洞见
这生物饥肠辘辘。自上次被扔进洞穴那点腐臭肉渣以来,已过去数日。它焦躁地来回踱步,铁链磨蹭着溃烂的后腿引发阵阵低吼。本能驱使它持续移动,纵然疼痛难忍。若此刻停下,它怀疑自己将再难站起。
它扫视洞穴,却不敢踏入外面灰白的天光。它曾尝试夜间外出,连月光都会刺痛双眼。阴云密布时冒险探头也无济于事——黯淡的光线仍令眼睛灼痛。

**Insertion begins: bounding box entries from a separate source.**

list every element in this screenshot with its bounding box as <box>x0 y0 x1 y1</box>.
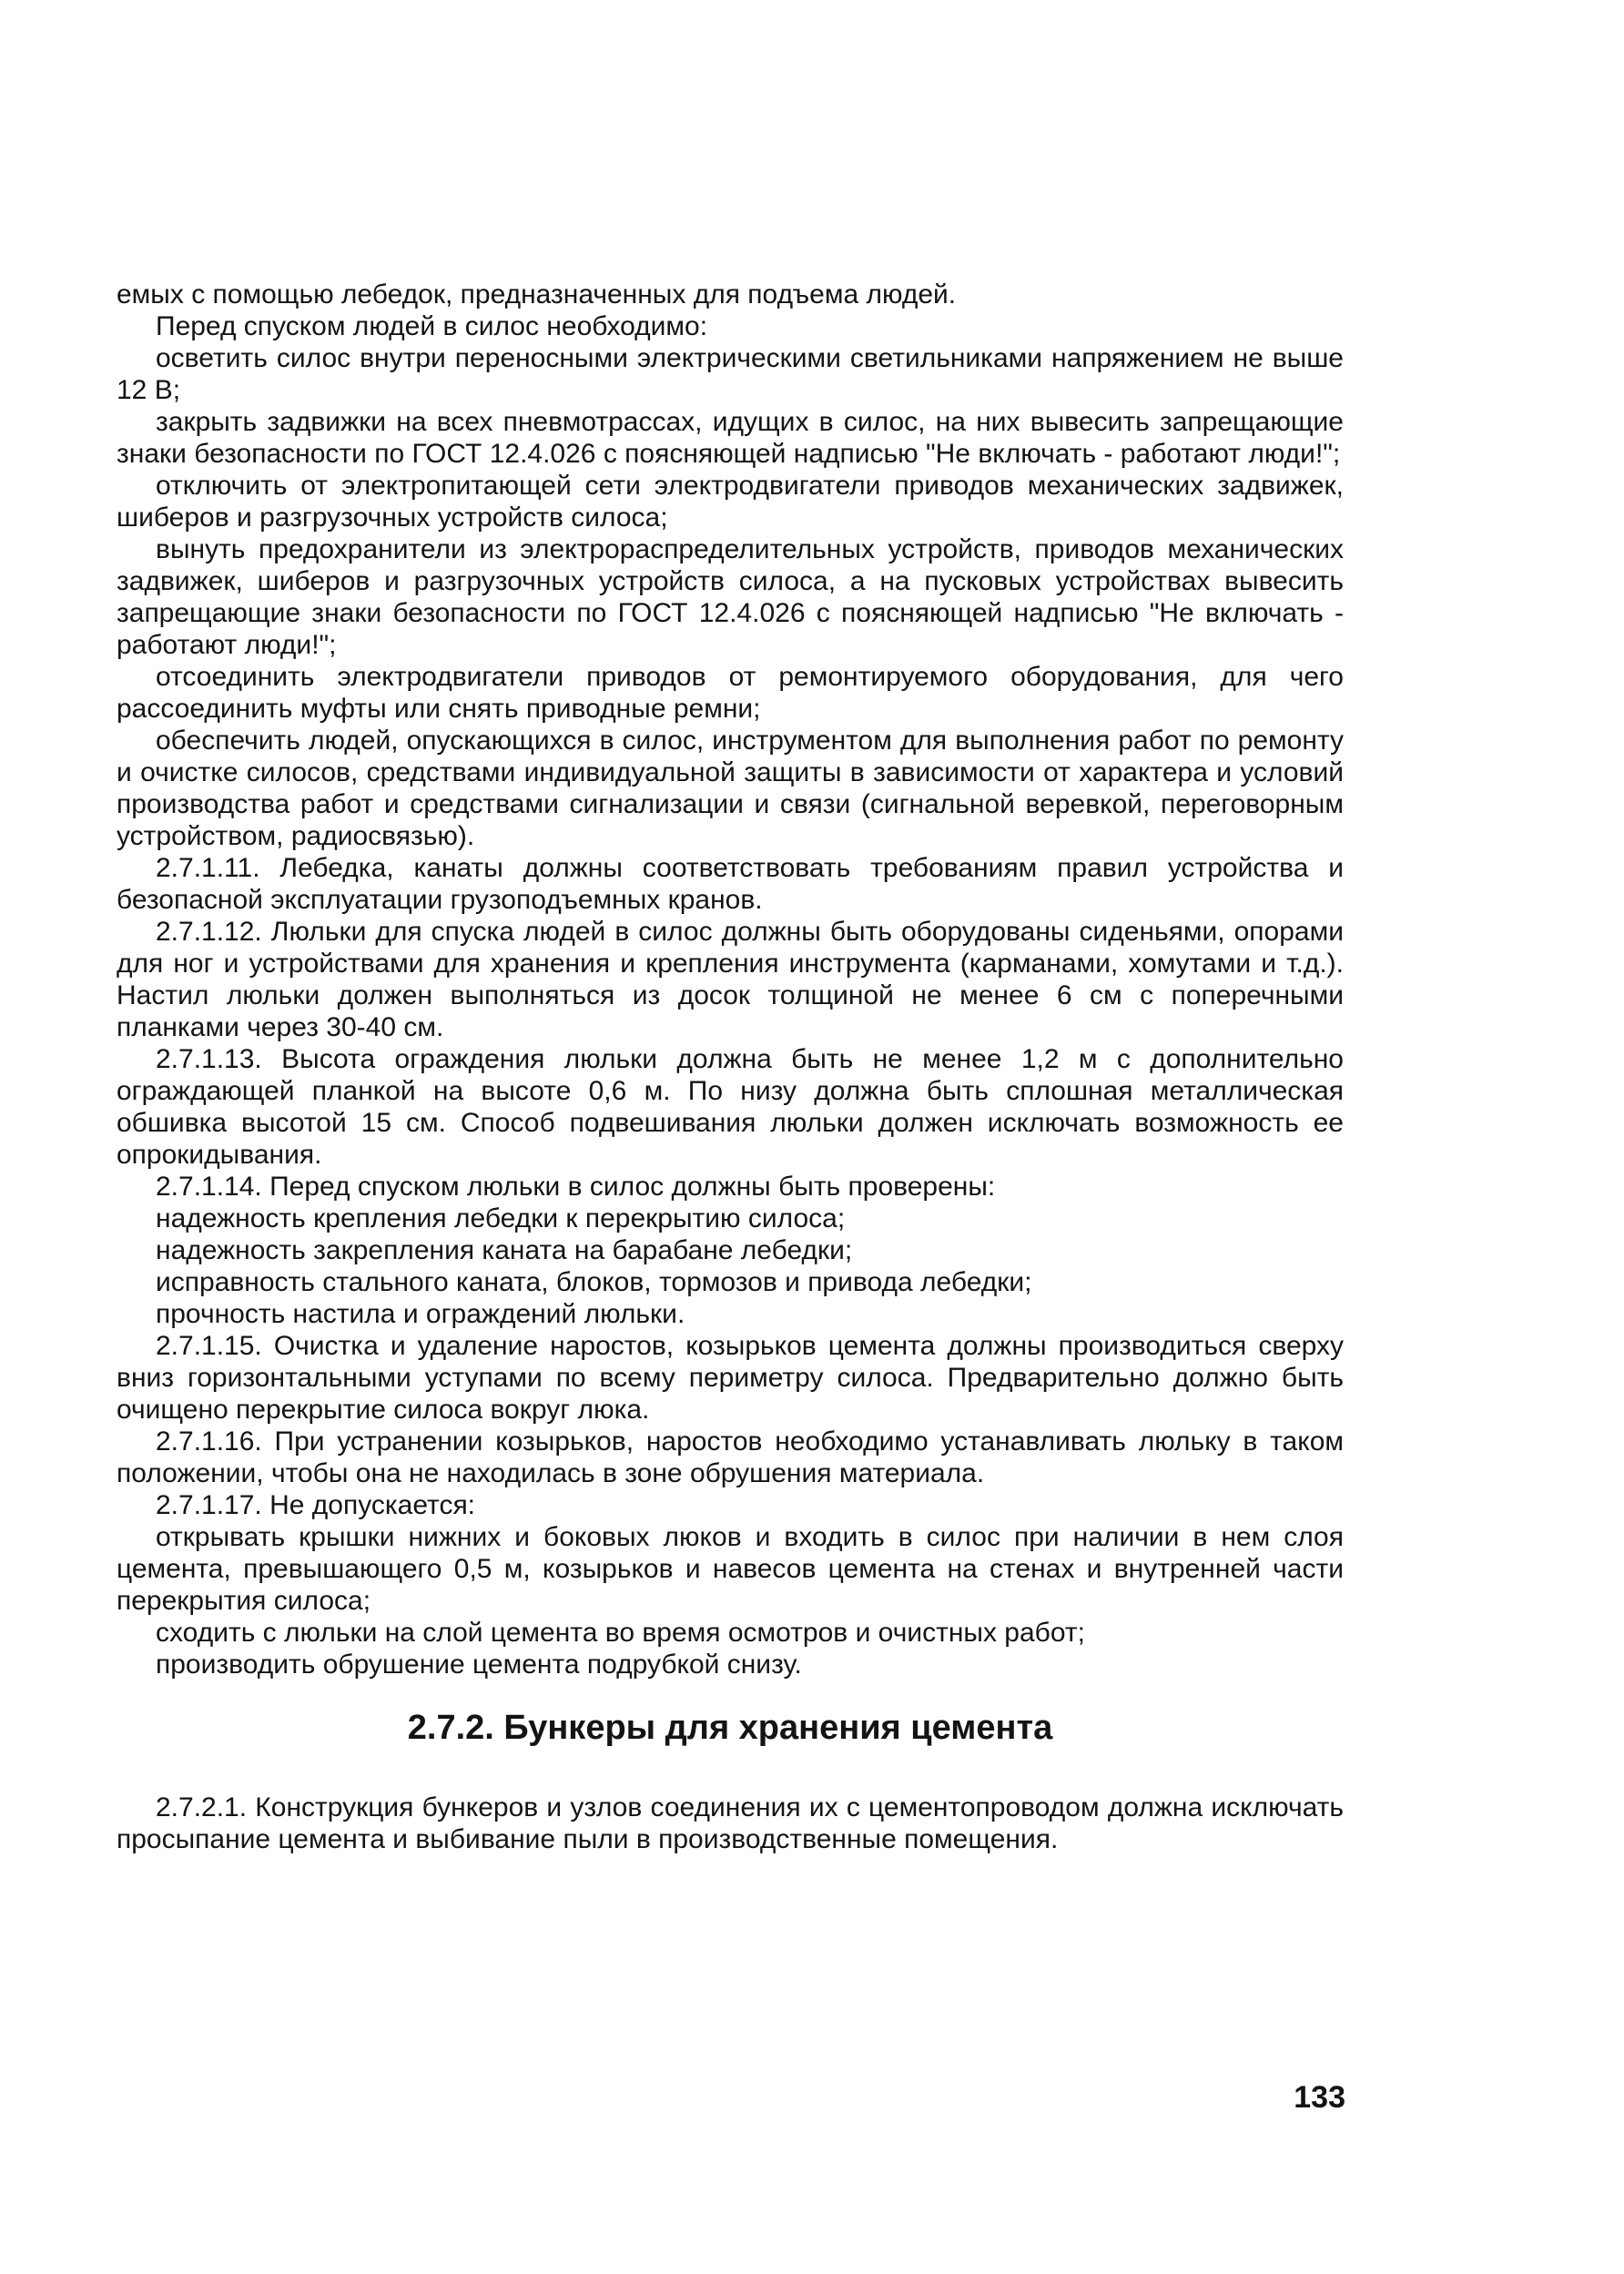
paragraph: 2.7.1.14. Перед спуском люльки в силос должны быть проверены: <box>156 1172 996 1202</box>
section-heading: 2.7.2. Бункеры для хранения цемента <box>407 1709 1053 1747</box>
paragraph: надежность закрепления каната на барабане лебедки; <box>156 1235 853 1265</box>
paragraph: 2.7.1.17. Не допускается: <box>156 1490 476 1520</box>
paragraph: 2.7.1.12. Люльки для спуска людей в силос должны быть оборудованы сиденьями, опорами для ног и устройствами для хранения и крепления инструмента (карманами, хомутами и т.д.). Настил люльки должен выполняться из досок толщиной не менее 6 см с поперечными планками через 30-40 см. <box>117 917 1344 1042</box>
paragraph: сходить с люльки на слой цемента во время осмотров и очистных работ; <box>156 1618 1085 1648</box>
paragraph: 2.7.1.11. Лебедка, канаты должны соответствовать требованиям правил устройства и безопасной эксплуатации грузоподъемных кранов. <box>117 853 1344 915</box>
paragraph: Перед спуском людей в силос необходимо: <box>156 311 708 341</box>
paragraph: прочность настила и ограждений люльки. <box>156 1299 685 1329</box>
paragraph: вынуть предохранители из электрораспределительных устройств, приводов механических задвижек, шиберов и разгрузочных устройств силоса, а на пусковых устройствах вывесить запрещающие знаки безопасности по ГОСТ 12.4.026 с поясняющей надписью "Не включать - работают люди!"; <box>117 534 1344 660</box>
paragraph: осветить силос внутри переносными электрическими светильниками напряжением не выше 12 В; <box>117 343 1344 405</box>
final-paragraph: 2.7.2.1. Конструкция бункеров и узлов соединения их с цементопроводом должна исключать просыпание цемента и выбивание пыли в производственные помещения. <box>117 1792 1344 1854</box>
paragraph: 2.7.1.13. Высота ограждения люльки должна быть не менее 1,2 м с дополнительно ограждающей планкой на высоте 0,6 м. По низу должна быть сплошная металлическая обшивка высотой 15 см. Способ подвешивания люльки должен исключать возможность ее опрокидывания. <box>117 1044 1344 1170</box>
paragraph: производить обрушение цемента подрубкой снизу. <box>156 1650 802 1680</box>
paragraph: отключить от электропитающей сети электродвигатели приводов механических задвижек, шиберов и разгрузочных устройств силоса; <box>117 471 1344 533</box>
paragraph: 2.7.1.15. Очистка и удаление наростов, козырьков цемента должны производиться сверху вниз горизонтальными уступами по всему периметру силоса. Предварительно должно быть очищено перекрытие силоса вокруг люка. <box>117 1331 1344 1425</box>
body-text <box>117 279 1344 1855</box>
paragraph: обеспечить людей, опускающихся в силос, инструментом для выполнения работ по ремонту и очистке силосов, средствами индивидуальной защиты в зависимости от характера и условий производства работ и средствами сигнализации и связи (сигнальной веревкой, переговорным устройством, радиосвязью). <box>117 726 1344 851</box>
paragraph: отсоединить электродвигатели приводов от ремонтируемого оборудования, для чего рассоединить муфты или снять приводные ремни; <box>117 662 1344 724</box>
paragraph: закрыть задвижки на всех пневмотрассах, идущих в силос, на них вывесить запрещающие знаки безопасности по ГОСТ 12.4.026 с поясняющей надписью "Не включать - работают люди!"; <box>117 407 1344 469</box>
paragraph: исправность стального каната, блоков, тормозов и привода лебедки; <box>156 1267 1032 1297</box>
paragraph: надежность крепления лебедки к перекрытию силоса; <box>156 1203 846 1233</box>
paragraph: 2.7.1.16. При устранении козырьков, наростов необходимо устанавливать люльку в таком положении, чтобы она не находилась в зоне обрушения материала. <box>117 1426 1344 1488</box>
paragraph: открывать крышки нижних и боковых люков и входить в силос при наличии в нем слоя цемента, превышающего 0,5 м, козырьков и навесов цемента на стенах и внутренней части перекрытия силоса; <box>117 1522 1344 1616</box>
paragraph: емых с помощью лебедок, предназначенных для подъема людей. <box>117 279 957 310</box>
page-number: 133 <box>1294 2080 1345 2115</box>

而阳光更是让双目如遭火焚。
数小时后,它仍在移动,但速度渐缓。细微的刮擦声令它猛然抬头,鼻孔翕动。是人类。来送那可怜的食物。它挪到洞口,眯眼预备迎接刺目光线。但今日阳光只让眼睛发痒——并未灼痛或致盲。惊异之下,它睁大眼睛走了出去。
先前万物都是单调的灰暗,色彩尽失——但现在它能看清了。
它身处贫瘠荒原,四周矗立着嶙峋山丘。蹒跚走来的人类奄奄一息——是个眼窝深陷的瘦削年轻男性,扛着的铁锹顶端搁着只腐烂老鼠。那男性每走几步就要停驻喘息,铁锹随之摇晃。

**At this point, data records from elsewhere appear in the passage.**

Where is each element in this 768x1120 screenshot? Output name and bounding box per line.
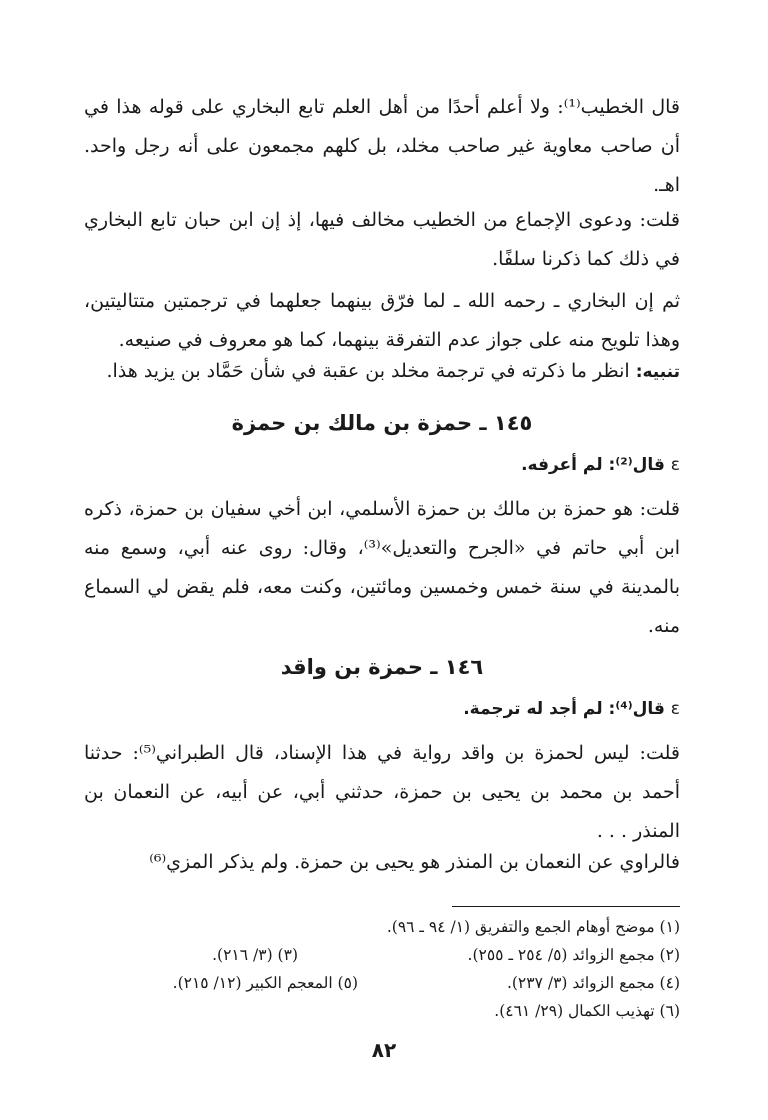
entry-146-heading: ١٤٦ ـ حمزة بن واقد (280, 655, 484, 679)
entry-146-qala (84, 695, 680, 723)
paragraph-bukhari-tarjama: ثم إن البخاري ـ رحمه الله ـ لما فرّق بينهما جعلهما في ترجمتين متتاليتين، وهذا تلويح منه على جواز عدم التفرقة بينهما، كما هو معروف في صنيعه. (84, 290, 680, 351)
footnote-divider (452, 906, 680, 907)
entry-145-qala (84, 451, 680, 479)
footnote-4: (٤) مجمع الزوائد (٣/ ٢٣٧). (506, 974, 680, 992)
footnote-5: (٥) المعجم الكبير (١٢/ ٢١٥). (172, 974, 358, 992)
paragraph-ijma-claim: قلت: ودعوى الإجماع من الخطيب مخالف فيها، إذ إن ابن حبان تابع البخاري في ذلك كما ذكرنا سلفًا. (84, 209, 680, 270)
tanbih-text: انظر ما ذكرته في ترجمة مخلد بن عقبة في شأن حَمَّاد بن يزيد هذا. (106, 360, 636, 382)
tanbih-label: تنبيه: (635, 362, 680, 382)
footnote-2: (٢) مجمع الزوائد (٥/ ٢٥٤ ـ ٢٥٥). (467, 946, 680, 964)
footnote-6: (٦) تهذيب الكمال (٢٩/ ٤٦١). (494, 1002, 680, 1020)
qala-text: قال⁽⁴⁾: لم أجد له ترجمة. (463, 699, 671, 719)
entry-146-text-continued: فالراوي عن النعمان بن المنذر هو يحيى بن حمزة. ولم يذكر المزي⁽⁶⁾ (149, 851, 680, 873)
paragraph-tanbih (84, 352, 680, 392)
paragraph-khatib-quote: قال الخطيب⁽¹⁾: ولا أعلم أحدًا من أهل العلم تابع البخاري على قوله هذا في أن صاحب معاوية غير صاحب مخلد، بل كلهم مجمعون على أنه رجل واحد. اهـ. (84, 96, 680, 196)
page-number: ٨٢ (371, 1038, 397, 1062)
footnote-1: (١) موضح أوهام الجمع والتفريق (١/ ٩٤ ـ ٩٦). (386, 918, 680, 936)
qala-text: قال⁽²⁾: لم أعرفه. (521, 455, 671, 475)
entry-146-text: قلت: ليس لحمزة بن واقد رواية في هذا الإسناد، قال الطبراني⁽⁵⁾: حدثنا أحمد بن محمد بن يحيى بن حمزة، حدثني أبي، عن أبيه، عن النعمان بن المنذر . . . (84, 742, 680, 842)
qala-marker-icon: ε (670, 455, 680, 475)
entry-145-text: قلت: هو حمزة بن مالك بن حمزة الأسلمي، ابن أخي سفيان بن حمزة، ذكره ابن أبي حاتم في «الجرح والتعديل»⁽³⁾، وقال: روى عنه أبي، وسمع منه بالمدينة في سنة خمس وخمسين ومائتين، وكنت معه، فلم يقض لي السماع منه. (84, 498, 681, 637)
entry-145-heading: ١٤٥ ـ حمزة بن مالك بن حمزة (231, 411, 533, 435)
footnote-3: (٣) (٣/ ٢١٦). (212, 946, 298, 964)
qala-marker-icon: ε (670, 699, 680, 719)
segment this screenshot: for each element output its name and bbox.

这生物盯着摇晃的铁锹怔怔出神。老鼠松垮的后腿悬在锹刃外,尾巴在尘土中拖行。随着人类踉跄的步子,老鼠正一点点滑落。若那男性失足跌倒,下一餐就要落入尘土,再难企及。
又一步。
再一步。
生物朝面如死灰的人类挪去,直到铁链勒紧伤腿传来剧痛。
男性将腐肉甩下铁锹,把锹头往地上一杵,扶着锹柄直喘粗气。片刻后,他踉跄离去。
生物伏低身子,朝发臭的老鼠伸长脖颈。它翻起上唇皱紧鼻子,一口叼起难以下咽的腐肉。随后返回洞穴休息。
当它再次出洞时,阳光灼痛了双眼。它痛苦地咆哮着抓挠岩壁,震得山崖碎石簌簌滚落。随后蔓延的灰暗开始吞噬视线,意识再度笼罩在迷雾之中。
此刻它终于明白缘由:唯有连续三日未进食时,视力才会清晰。这剥夺生机的失明源于食物中的某种物质。再无法解释为何双眼灼痛,为何思维与视野都蒙着灰暗帷幔。
要在这地狱生存就必须进食,但进食只会让一切更似炼狱。生物瘸着腿绕过粪堆,怒火中烧。暗自筹谋。